Abstract
Background We examined the strategy of T-cell depletion of HLA-identical sibling grafts for the prevention of GvHD, as well as disease control and overall survival.
Patients and methods The myeloablative conditioning was radiation based. The source of stem cells was BM in 62, and cytokine-mobilized PBPC in 68 patients. GvHD prophylaxis was by ex vivo incubation of the stem-cell concentrates with Campath-1G (anti-CD52; n=76) or Campath-1H (n=54).

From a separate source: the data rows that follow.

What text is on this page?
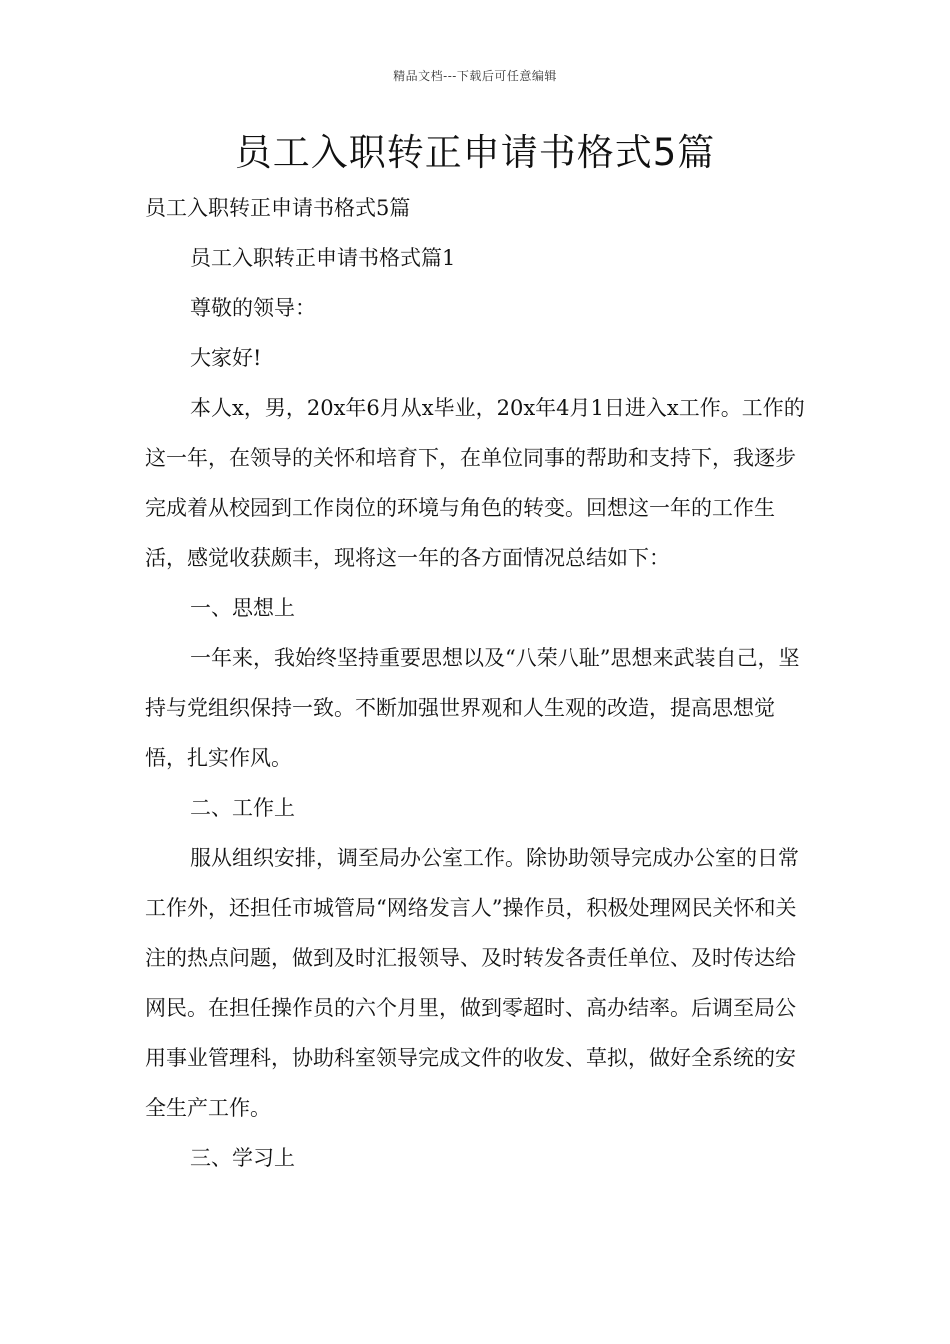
精品文档---下载后可任意编辑
员工入职转正申请书格式5篇

员工入职转正申请书格式5篇

员工入职转正申请书格式篇1

尊敬的领导：

大家好!

本人x，男，20x年6月从x毕业，20x年4月1日进入x工作。工作的这一年，在领导的关怀和培育下，在单位同事的帮助和支持下，我逐步完成着从校园到工作岗位的环境与角色的转变。回想这一年的工作生活，感觉收获颇丰，现将这一年的各方面情况总结如下：

一、思想上

一年来，我始终坚持重要思想以及“八荣八耻”思想来武装自己，坚持与党组织保持一致。不断加强世界观和人生观的改造，提高思想觉悟，扎实作风。

二、工作上

服从组织安排，调至局办公室工作。除协助领导完成办公室的日常工作外，还担任市城管局“网络发言人”操作员，积极处理网民关怀和关注的热点问题，做到及时汇报领导、及时转发各责任单位、及时传达给网民。在担任操作员的六个月里，做到零超时、高办结率。后调至局公用事业管理科，协助科室领导完成文件的收发、草拟，做好全系统的安全生产工作。

三、学习上
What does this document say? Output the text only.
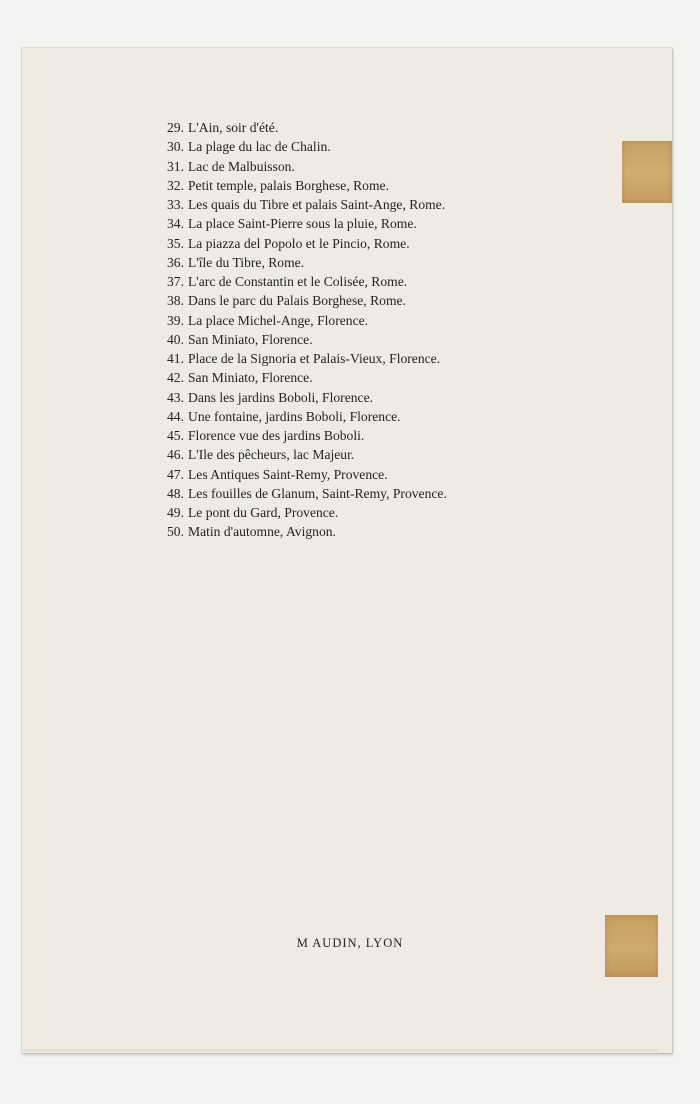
29. L'Ain, soir d'été.
30. La plage du lac de Chalin.
31. Lac de Malbuisson.
32. Petit temple, palais Borghese, Rome.
33. Les quais du Tibre et palais Saint-Ange, Rome.
34. La place Saint-Pierre sous la pluie, Rome.
35. La piazza del Popolo et le Pincio, Rome.
36. L'île du Tibre, Rome.
37. L'arc de Constantin et le Colisée, Rome.
38. Dans le parc du Palais Borghese, Rome.
39. La place Michel-Ange, Florence.
40. San Miniato, Florence.
41. Place de la Signoria et Palais-Vieux, Florence.
42. San Miniato, Florence.
43. Dans les jardins Boboli, Florence.
44. Une fontaine, jardins Boboli, Florence.
45. Florence vue des jardins Boboli.
46. L'Ile des pêcheurs, lac Majeur.
47. Les Antiques Saint-Remy, Provence.
48. Les fouilles de Glanum, Saint-Remy, Provence.
49. Le pont du Gard, Provence.
50. Matin d'automne, Avignon.
M AUDIN, LYON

Results Patients receiving PBPC grafts were older (median 38.5) than those undergoing BMT (median 31; P=0.002). More patients in the PBPC group developed chronic GvHD (p<0.01). While no post-transplant GvHD prophylaxis was given to BMT recipients, prednisone 30 mg daily was prescribed to 12 and CYA for 90 days to a further 32 patients who had received PBPC grafts. Median follow-up was 1055 (range 28–4867) days. Although there was no difference in the survival between patients who received BMT or PBPC, death was from disease recurrence in 16 and nine (p=0.03; χ2 test) subjects, respectively. Multivariate analysis showed that outcome was particularly favorable in those who were given<20 mg Campath-1 (survival: 28/39 versus 12/29; P=0.01), and in the subgroup of 30 patients who received Campath-1H and post-transplantation CYA.
Discussion In patients receiving BMT, Campath-1 Abs effectively prevent GvHD. For those treated with PBPC grafts, the combination of T-cell depletion and post-transplantation CYA is equally effective, without an obvious increase in disease recurrence.